Bis zum 20. März 2016 zeigt das Landesmuseum Bonn eine spannende Ausstellungen mit Bildern des deutschen Fotografen Boris Becker, der sich als Becher-Schüler, längst in die Rige der bedeutenden Fotografen wie Andreas Gursky, Thomas Struth und Candida Höfer aus dieser Kaderschmiede gesellt hat. Das LandesMuseum konzentriert sich in seiner Ausstellung vor allem auf die Serie Staged Confusion, die das Thema der scheinbar absoluten Unordnung in privaten, gewerblichen und öffentlichen Räumen visualisiert. Die Serie zeigt Motive aus den Bereichen Konstruktion, Landschaft und Architektur. Mit der Untersuchung offensichtlich chaotischer Szenarien in Innen und Außenaufnahmen vermittelt Boris Becker die Ambivalenz geordneter und ungeordneter Räume und Situationen.

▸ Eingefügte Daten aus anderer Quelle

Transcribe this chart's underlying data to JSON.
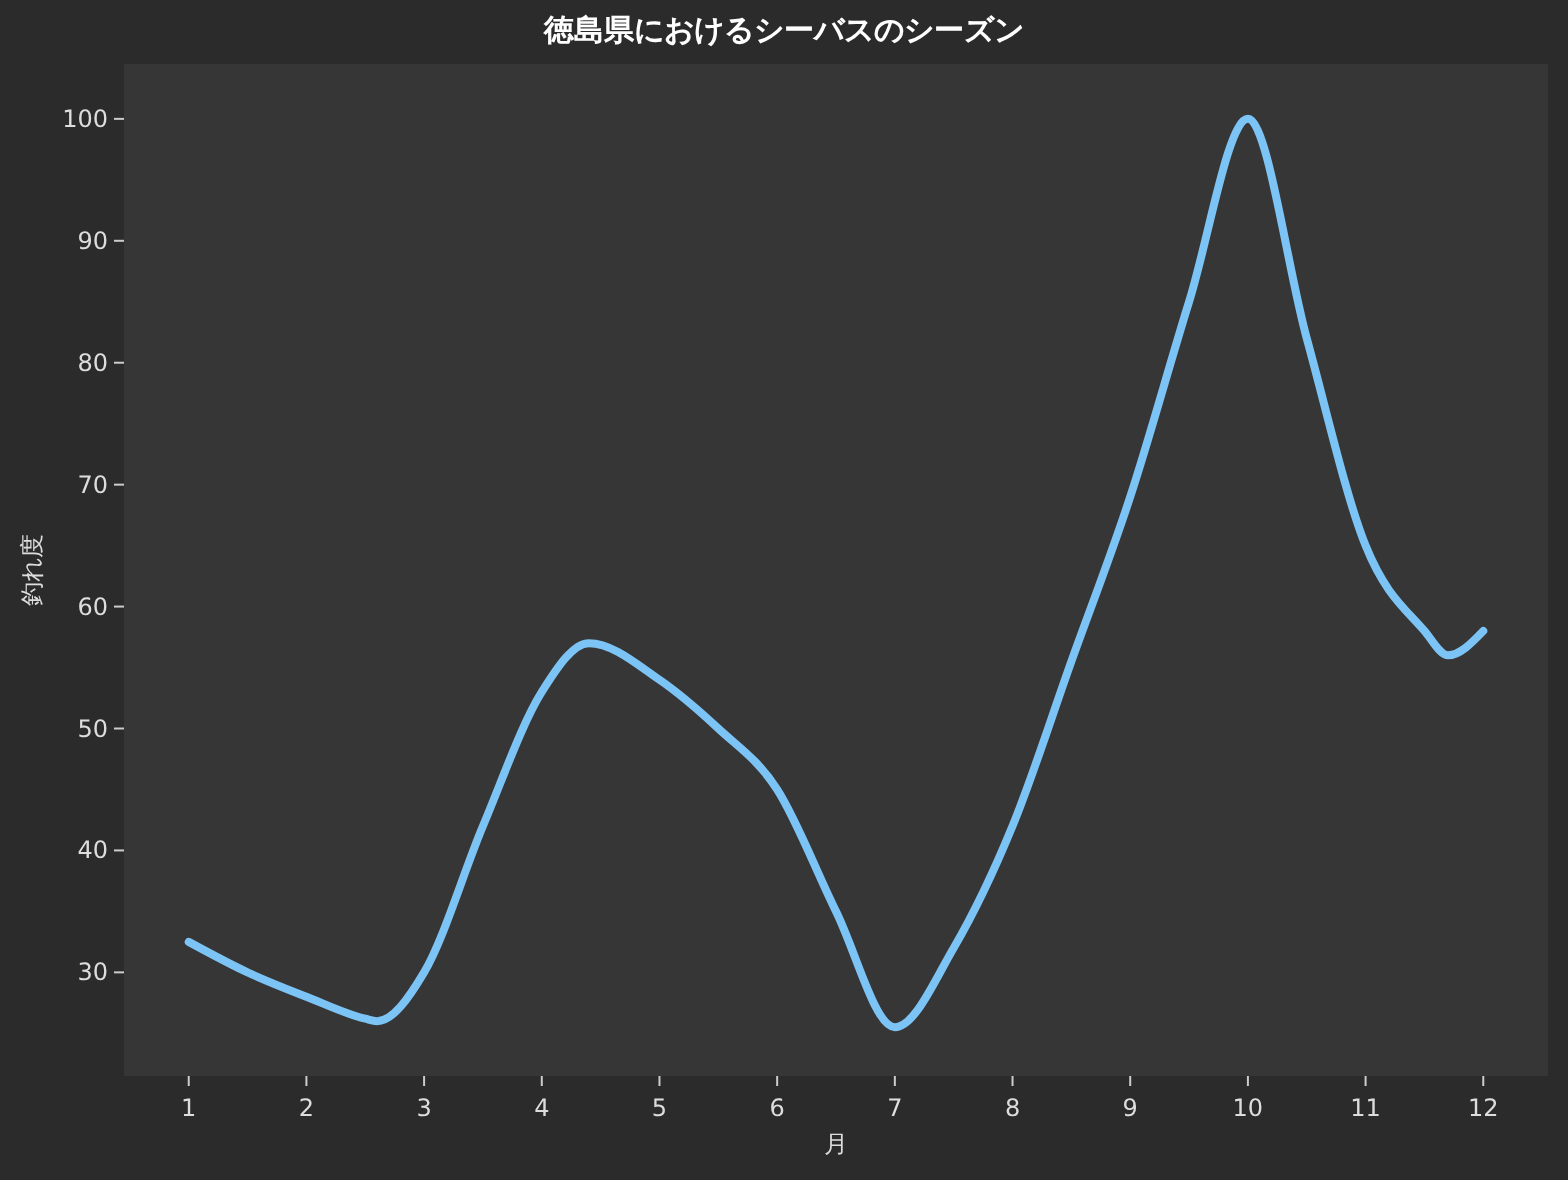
{
  "chart_data": {
    "type": "line",
    "title": "徳島県におけるシーバスのシーズン",
    "xlabel": "月",
    "ylabel": "釣れ度",
    "x": [
      1,
      1.5,
      2,
      2.5,
      2.6,
      3,
      3.5,
      4,
      4.4,
      5,
      5.5,
      6,
      6.5,
      7,
      7.5,
      8,
      8.5,
      9,
      9.5,
      10,
      10.5,
      11,
      11.5,
      11.7,
      12
    ],
    "series": [
      {
        "color": "#7cc4f5",
        "values": [
          32.5,
          30,
          28,
          26.2,
          26,
          30,
          42,
          53,
          57,
          54,
          50,
          45,
          35,
          25.5,
          32,
          42,
          55.5,
          69,
          85,
          100,
          82,
          65,
          58,
          56,
          58
        ]
      }
    ],
    "xlim": [
      0.45,
      12.55
    ],
    "ylim": [
      21.5,
      104.5
    ],
    "xticks": [
      1,
      2,
      3,
      4,
      5,
      6,
      7,
      8,
      9,
      10,
      11,
      12
    ],
    "yticks": [
      30,
      40,
      50,
      60,
      70,
      80,
      90,
      100
    ],
    "grid": false,
    "marker": "none",
    "line_style": "solid"
  }
}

Die großformatigen Fotoarbeiten der unterschiedlichen Werkgruppen werfen einerseits die Frage nach der Bedeutung gesellschaftlich anerkannter Ordnungsparameter auf und vermitteln andererseits in sich schlüssige, rein visuell funktionierende Bildsysteme. Ergänzt wird die Ausstellung durch frühe Werke, die in einem korrespondierenden Dialog zueinander stehen.
Zur Ausstellung erscheint ein Katalog mit einem Essay von Gérard A. Goodrow im Sieveking Verlag München zum Preis für 29 Euro (Buchhandel) und 19,90 Euro (Museum, während der Laufzeit der Ausstellung).
Boris Becker wurde1961 geboren in Köln und lebt und arbeitet in Köln. Von 1982 bis 1984 studierte er an der Hochschule der Künste Berlin bei Prof. Wolfgang Ramsbott und von 1984 bis1990 absolviert er ein Studium an der Kunstakademie Düsseldorf bei Prof. Bernd Becher und war 1988 Meisterschüler bei Prof. Bernd Becher. Von 2004 bis 2006 hatte Boris Becker eine Gastprofessur für Fotografie an der Hochschule für Künste Bremen und von 2010 bis 2011 eine Vertretungsprofessur für Fotografie an der Kunsthochschule für Medien Köln.